S’il s’en trouvait seulement un !

L’opération, d’un point de vue historique, n’allait certes pas de soi. Les notes de Benedetto en dressent la chronique succincte en rapportant des extraits des échanges avec Castan qui sont à l’origine de la pièce. Dans un premier temps en effet, Benedetto ne cache pas son peu d’enthousiasme pour le texte de Gautier-Sauzin et exprime sa crainte, en mettant en avant la question linguistique, de laisser prise à une interprétation fédéraliste : « On se retrouvera toujours sur le terrain des Girondins, écrit-il à Castan, cela ne me plaît pas ». Il a alors cette formule prémonitoire (en fait comme souvent, la prémonition est une prédiction autoréalisatrice) : « S’il se trouvait un seul jacobin qui ait émis une opinion favorable sur le sujet, on pourrait à la rigueur engager la bataille mais je doute qu’on puisse le trouver ».

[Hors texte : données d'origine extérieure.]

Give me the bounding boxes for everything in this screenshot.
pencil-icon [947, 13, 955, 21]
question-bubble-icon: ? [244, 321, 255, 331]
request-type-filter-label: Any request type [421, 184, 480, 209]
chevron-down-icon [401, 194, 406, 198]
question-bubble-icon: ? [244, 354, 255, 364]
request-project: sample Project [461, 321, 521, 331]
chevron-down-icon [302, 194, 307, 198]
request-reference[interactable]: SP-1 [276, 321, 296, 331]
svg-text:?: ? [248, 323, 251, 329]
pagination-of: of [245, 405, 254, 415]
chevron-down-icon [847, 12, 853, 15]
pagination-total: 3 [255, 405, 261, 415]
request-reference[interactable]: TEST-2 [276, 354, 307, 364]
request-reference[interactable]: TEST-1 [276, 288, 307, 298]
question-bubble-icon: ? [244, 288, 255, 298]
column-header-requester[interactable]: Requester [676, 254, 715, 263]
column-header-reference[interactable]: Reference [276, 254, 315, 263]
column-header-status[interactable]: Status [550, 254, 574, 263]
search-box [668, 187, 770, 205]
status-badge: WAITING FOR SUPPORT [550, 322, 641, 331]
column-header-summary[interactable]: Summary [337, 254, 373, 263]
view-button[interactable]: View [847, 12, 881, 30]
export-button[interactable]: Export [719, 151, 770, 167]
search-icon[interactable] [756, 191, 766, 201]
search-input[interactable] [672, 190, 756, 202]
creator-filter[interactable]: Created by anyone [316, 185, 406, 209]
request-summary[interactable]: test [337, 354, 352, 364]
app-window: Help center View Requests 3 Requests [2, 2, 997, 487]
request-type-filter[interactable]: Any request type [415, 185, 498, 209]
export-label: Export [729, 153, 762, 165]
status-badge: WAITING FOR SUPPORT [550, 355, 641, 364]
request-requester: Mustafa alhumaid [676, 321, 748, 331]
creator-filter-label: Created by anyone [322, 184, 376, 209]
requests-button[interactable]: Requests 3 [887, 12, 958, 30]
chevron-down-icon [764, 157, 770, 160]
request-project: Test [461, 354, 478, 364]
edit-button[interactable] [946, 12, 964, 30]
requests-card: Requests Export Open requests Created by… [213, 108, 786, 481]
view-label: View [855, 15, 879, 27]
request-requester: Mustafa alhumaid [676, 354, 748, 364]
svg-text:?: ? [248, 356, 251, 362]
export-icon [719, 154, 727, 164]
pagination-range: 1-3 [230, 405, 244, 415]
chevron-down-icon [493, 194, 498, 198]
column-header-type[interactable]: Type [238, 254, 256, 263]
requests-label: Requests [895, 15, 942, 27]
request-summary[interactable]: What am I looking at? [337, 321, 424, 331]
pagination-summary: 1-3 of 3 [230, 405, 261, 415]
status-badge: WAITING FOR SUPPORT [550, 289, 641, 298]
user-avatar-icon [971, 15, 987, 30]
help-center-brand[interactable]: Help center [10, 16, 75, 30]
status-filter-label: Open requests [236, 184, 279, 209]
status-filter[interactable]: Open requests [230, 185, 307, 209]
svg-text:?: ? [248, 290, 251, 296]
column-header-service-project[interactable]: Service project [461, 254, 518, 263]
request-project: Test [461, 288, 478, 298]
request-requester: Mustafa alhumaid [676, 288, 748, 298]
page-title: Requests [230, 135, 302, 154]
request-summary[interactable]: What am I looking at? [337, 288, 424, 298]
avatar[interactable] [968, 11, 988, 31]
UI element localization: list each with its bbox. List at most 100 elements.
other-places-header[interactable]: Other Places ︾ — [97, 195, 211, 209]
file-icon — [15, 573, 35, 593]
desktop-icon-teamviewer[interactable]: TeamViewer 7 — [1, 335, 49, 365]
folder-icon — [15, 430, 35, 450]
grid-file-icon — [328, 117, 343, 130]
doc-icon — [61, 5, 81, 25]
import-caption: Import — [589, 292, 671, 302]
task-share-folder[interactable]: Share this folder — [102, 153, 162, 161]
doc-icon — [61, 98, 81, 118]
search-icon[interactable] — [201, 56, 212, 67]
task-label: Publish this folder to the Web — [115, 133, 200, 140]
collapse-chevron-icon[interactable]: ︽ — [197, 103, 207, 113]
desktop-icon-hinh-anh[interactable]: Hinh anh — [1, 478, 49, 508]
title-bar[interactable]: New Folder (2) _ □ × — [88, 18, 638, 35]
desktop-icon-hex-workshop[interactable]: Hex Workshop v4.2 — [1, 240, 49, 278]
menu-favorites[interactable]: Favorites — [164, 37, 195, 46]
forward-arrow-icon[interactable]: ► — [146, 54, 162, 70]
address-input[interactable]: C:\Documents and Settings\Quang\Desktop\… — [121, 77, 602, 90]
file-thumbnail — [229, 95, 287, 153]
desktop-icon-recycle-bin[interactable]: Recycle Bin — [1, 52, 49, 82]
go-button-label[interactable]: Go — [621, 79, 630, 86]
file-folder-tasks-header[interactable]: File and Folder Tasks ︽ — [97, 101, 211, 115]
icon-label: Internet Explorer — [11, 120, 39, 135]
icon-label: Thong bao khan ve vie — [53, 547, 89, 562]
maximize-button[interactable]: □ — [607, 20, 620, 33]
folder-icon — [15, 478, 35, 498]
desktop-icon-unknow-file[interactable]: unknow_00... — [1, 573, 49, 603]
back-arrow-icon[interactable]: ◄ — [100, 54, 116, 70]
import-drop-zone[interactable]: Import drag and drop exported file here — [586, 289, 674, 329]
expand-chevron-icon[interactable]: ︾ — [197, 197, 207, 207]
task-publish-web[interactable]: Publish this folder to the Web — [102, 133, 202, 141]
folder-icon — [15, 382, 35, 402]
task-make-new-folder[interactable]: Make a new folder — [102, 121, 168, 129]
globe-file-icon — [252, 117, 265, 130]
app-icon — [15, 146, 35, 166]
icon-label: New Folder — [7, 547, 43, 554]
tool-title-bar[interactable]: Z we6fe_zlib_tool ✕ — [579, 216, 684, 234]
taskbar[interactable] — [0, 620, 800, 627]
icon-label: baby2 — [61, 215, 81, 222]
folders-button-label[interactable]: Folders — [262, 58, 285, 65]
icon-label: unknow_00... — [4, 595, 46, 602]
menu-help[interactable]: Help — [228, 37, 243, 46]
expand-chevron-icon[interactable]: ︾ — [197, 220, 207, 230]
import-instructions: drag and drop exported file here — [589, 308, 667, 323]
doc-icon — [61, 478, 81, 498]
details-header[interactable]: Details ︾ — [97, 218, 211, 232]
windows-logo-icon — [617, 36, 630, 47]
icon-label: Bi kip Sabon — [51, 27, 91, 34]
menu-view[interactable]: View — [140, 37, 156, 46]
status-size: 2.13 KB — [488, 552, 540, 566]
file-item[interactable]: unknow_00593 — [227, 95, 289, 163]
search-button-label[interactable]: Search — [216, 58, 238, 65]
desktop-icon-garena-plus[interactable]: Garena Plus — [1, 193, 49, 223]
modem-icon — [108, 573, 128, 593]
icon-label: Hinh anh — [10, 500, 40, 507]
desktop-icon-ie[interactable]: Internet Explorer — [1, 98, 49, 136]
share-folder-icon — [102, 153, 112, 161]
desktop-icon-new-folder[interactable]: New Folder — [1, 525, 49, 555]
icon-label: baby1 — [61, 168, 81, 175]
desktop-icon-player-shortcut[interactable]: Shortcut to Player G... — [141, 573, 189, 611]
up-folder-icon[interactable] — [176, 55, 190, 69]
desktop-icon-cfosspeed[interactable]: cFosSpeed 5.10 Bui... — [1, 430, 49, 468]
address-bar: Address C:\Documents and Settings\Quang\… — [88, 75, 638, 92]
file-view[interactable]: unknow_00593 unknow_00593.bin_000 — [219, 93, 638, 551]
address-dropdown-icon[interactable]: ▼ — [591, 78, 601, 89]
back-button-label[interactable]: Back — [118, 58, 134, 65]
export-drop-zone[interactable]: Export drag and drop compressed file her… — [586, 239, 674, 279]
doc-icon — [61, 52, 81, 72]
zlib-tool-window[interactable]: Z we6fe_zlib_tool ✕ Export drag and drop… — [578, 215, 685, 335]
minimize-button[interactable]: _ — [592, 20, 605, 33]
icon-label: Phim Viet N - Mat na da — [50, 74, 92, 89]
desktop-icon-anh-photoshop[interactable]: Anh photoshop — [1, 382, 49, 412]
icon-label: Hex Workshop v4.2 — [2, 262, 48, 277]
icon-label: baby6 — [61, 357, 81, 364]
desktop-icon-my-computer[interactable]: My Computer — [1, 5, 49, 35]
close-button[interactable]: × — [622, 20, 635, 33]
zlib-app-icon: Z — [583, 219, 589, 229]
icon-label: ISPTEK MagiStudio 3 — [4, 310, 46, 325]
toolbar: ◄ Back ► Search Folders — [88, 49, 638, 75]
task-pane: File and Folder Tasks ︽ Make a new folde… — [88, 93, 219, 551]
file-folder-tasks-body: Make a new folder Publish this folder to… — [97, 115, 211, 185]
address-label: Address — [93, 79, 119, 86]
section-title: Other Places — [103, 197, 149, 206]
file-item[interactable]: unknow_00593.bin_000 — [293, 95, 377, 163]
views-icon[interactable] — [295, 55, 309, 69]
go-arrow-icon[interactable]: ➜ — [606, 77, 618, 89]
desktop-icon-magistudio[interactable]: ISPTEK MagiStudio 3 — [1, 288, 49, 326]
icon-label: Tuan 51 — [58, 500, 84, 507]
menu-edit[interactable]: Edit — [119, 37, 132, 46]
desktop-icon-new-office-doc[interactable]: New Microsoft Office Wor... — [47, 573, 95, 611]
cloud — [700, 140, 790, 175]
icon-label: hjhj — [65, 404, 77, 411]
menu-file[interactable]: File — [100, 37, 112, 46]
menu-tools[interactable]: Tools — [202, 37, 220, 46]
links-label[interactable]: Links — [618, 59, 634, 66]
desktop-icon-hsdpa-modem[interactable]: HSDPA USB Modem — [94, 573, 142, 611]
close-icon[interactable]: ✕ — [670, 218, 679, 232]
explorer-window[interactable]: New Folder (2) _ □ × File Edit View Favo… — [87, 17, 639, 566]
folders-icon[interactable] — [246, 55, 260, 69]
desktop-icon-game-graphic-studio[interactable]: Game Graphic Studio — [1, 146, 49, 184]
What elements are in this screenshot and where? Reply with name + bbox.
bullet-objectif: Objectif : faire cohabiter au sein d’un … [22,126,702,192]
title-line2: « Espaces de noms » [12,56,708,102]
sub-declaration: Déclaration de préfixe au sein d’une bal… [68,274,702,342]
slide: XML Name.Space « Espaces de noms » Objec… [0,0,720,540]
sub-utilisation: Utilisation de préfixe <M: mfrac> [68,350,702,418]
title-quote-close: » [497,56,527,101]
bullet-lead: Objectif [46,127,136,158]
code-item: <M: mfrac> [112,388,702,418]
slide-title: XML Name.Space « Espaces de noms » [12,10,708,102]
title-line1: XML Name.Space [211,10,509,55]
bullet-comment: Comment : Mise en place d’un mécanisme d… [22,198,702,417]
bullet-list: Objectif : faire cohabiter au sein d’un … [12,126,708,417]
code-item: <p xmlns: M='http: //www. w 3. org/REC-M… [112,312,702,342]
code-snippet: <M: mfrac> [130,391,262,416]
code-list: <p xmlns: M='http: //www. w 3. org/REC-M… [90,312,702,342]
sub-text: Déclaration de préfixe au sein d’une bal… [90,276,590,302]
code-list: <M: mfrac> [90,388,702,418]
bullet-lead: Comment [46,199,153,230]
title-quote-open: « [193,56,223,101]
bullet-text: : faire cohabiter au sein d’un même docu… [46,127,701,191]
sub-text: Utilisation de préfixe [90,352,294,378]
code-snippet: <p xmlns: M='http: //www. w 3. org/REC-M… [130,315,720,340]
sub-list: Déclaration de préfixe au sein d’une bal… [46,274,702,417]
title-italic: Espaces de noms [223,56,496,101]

Hé bien, ce Jacobin, Castan le tient, ou du moins croit-il le tenir, en la personne de Gautier-Sauzin lui-même ! « Dans cette ville où la lutte des classes fut très aiguë, il fut l’un des chefs du Parti révolutionnaire. Les cahiers de doléances de Montauban […] sont considérés comme comptant parmi les plus clairs, les mieux venus du Royaume, et je suis persuadé [c’est moi qui souligne] que la participation de Gautier y est pour beaucoup. C’était un juriste, premier juge élu par le nouveau régime, et non un cultivateur, sinon pour la forme et nommé membre du Comité de Surveillance au moment où celui-ci devient vraiment l’organe de la Convention ».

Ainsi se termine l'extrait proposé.